Image Credits: Venmo

The addition could potentially cannibalize the user base of single-purpose apps aimed at organizing group expenses, like Splitwise, ranging from those aimed at local clubs to those that help people split travel expenses on group trips or bills among roommates, among other things. It also builds on Venmo’s existing use case where friends split the bill when out drinking or dining by Venmo’ing each other the amount owed for a round or meal, which then led to the app being used for other forms of group expenses, at least unofficially, until now.

“We know managing ongoing expenses in a group can be challenging, in particular when each member covers different costs with different amounts at different times,” said Erika Sanchez, Venmo Vice President and General Manager, in a statement about the feature’s launch. “As one of our most requested features, Venmo Groups offers a seamless solution for users to better track and settle shared expenses in group settings,” she added.

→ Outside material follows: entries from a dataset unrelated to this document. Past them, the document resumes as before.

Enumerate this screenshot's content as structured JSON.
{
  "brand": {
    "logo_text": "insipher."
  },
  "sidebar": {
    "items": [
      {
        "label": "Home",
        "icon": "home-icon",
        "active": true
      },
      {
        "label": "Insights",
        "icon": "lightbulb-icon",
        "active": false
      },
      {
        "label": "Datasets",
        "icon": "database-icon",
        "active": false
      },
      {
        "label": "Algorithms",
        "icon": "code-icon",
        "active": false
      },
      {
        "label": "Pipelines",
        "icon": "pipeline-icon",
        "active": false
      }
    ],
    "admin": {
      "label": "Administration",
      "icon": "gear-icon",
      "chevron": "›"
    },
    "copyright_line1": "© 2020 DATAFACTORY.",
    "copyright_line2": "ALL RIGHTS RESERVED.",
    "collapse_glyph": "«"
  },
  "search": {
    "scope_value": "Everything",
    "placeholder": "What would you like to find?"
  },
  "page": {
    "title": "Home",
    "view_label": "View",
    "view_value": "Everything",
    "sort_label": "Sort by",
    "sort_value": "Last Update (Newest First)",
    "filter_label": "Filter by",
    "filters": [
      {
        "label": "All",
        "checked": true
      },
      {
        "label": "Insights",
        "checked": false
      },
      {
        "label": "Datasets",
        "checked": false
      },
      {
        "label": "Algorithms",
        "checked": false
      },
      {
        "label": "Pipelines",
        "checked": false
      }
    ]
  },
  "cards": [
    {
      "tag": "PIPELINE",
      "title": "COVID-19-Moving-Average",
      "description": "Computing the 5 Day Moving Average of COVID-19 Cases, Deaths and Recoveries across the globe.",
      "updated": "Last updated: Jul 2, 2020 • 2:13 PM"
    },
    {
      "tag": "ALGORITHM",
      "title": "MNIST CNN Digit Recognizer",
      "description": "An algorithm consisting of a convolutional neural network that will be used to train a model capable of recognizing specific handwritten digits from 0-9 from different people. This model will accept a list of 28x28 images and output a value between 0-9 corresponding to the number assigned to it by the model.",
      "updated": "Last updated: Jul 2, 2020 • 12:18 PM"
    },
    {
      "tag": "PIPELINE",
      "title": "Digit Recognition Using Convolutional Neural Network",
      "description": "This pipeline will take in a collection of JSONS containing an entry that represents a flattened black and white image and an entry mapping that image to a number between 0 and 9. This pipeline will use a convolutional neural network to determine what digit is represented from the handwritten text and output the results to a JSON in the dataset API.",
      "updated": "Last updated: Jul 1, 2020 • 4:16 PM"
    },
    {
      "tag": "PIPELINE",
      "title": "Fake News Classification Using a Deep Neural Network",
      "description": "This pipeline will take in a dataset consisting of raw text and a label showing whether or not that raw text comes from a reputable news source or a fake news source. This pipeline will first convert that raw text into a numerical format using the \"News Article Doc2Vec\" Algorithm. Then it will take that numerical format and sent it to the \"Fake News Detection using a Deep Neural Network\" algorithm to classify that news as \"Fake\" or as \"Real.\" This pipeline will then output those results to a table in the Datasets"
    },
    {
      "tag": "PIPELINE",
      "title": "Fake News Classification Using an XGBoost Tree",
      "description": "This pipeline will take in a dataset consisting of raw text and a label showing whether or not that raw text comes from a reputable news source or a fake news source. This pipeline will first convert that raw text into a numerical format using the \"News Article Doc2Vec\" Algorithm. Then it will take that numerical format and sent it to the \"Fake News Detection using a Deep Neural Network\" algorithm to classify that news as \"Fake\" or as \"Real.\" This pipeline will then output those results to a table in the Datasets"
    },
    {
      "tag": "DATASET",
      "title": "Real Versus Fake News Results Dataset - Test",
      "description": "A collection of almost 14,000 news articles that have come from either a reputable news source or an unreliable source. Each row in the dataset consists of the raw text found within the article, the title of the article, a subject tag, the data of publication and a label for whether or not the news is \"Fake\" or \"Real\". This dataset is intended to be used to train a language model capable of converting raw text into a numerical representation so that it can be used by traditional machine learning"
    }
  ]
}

In addition to the benefit of splitting expenses in an app many people already have installed and know how to use, the feature also allows everyone in the group to be in charge of expense management, instead of requiring one person to track everything. Once a Venmo Group is established, anyone in the group can add expenses, see the amounts due, and settle up.

The company expects the feature to be readily adopted by little league groups, neighborhood supper clubs, kickball teams, book clubs, and other small groups, which straddle the default “friends and family” mode and the client-vendor relationship that Venmo is also often used for today.

To access Groups, users will find the new feature via their “Me” page in the app. Under the new “Groups” tab they can create a group, add expenses and settle up.

The feature will begin to roll out to select users today through the Venmo app for iOS and Android and will reach the wider user base in the next couple of weeks.